Schematic representation of the quadrupole and scissors modes of two-component BECs. Oscillations of component 1 are indicated by solid arrows and those of component 2 by dashed arrows. Mode coupling processes listed in Table I are also shown.

Figure 2

$a_{12}∕a_1$ dependences of the 12 collective normal modes obtained from Eq. (13) for the parameter $a_1=a_2$, $\lambda =\sqrt{8}$, and (a) $m_2=m_1$ and (b) $m_2=0.75m_1$. Each mode splits into the in-phase mode (thin curves) and the out-of-phase mode (dashed curves) for $a_{12}\ne 0$. In (a), the numerically obtained frequencies are plotted by open symbols (for in-phase) and filled symbols (for out-of -phase). As explained in Sec. 4B, the reduction to a two-dimensional system changes the frequencies of the $m=0$ low- and high-lying modes; for $\lambda =\sqrt{8}$ their values become small from those of Eqs. (20) by 10% for the low-lying mode and $1\%$ for the high-lying mode.

Figure 3

Conditions of the second-harmonic resonance in the parameter space of $\lambda$ and $\delta a=\left(a_1-a_{12}\right)\left(a_2-a_{12}\right)∕\left(a_{11}{a}_{22}-a_{12}^2\right)$. The mode couplings between two diagonal quadrupole modes are shown in (a), and those between a diagonal quadrupole mode and a scissors mode in (b).

Figure 4

Time development of (a) ${⟨x^2⟩}_{1,2}$ and (b) ${⟨y^2⟩}_{1,2}$, showing the mode-coupling process of (VI).
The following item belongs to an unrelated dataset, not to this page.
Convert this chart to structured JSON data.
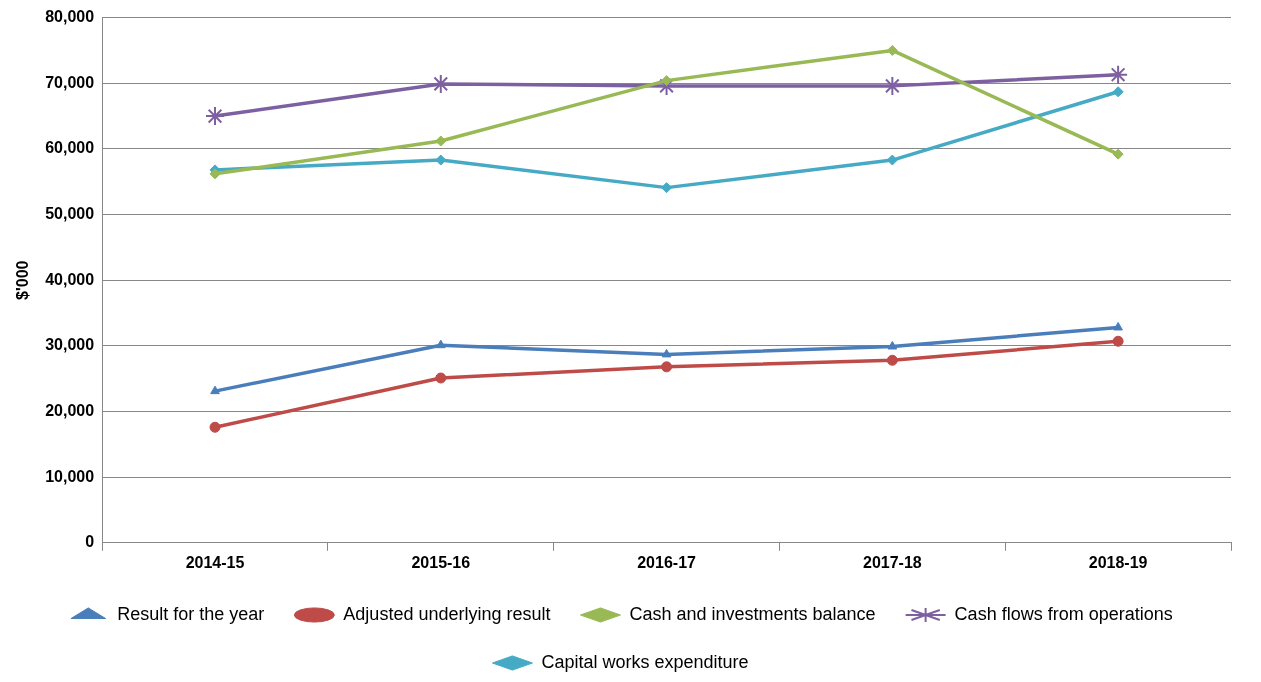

The parameters used are $a_{12}∕a_1=0.665$, $\lambda =\sqrt{8}$, and modulation factor $ϵ=0.05$.

Figure 5

(a) Time development of ${⟨xy⟩}_1$, ${⟨x^2⟩}_1-{⟨x^2⟩}_1^{\left(0\right)}$, and ${⟨y^2⟩}_1-{⟨y^2⟩}_1^{\left(0\right)}$, where ${⟨⟩}^{\left(0\right)}$ represents the initial value, showing the mode-coupling process of (IX). The parameter values are $a_{12}∕a_{11}=0.240$, $\lambda =\sqrt{8}$, and modulation factor $ϵ=0.2$. (b) An enlarged view of (a) for the time interval [0,40].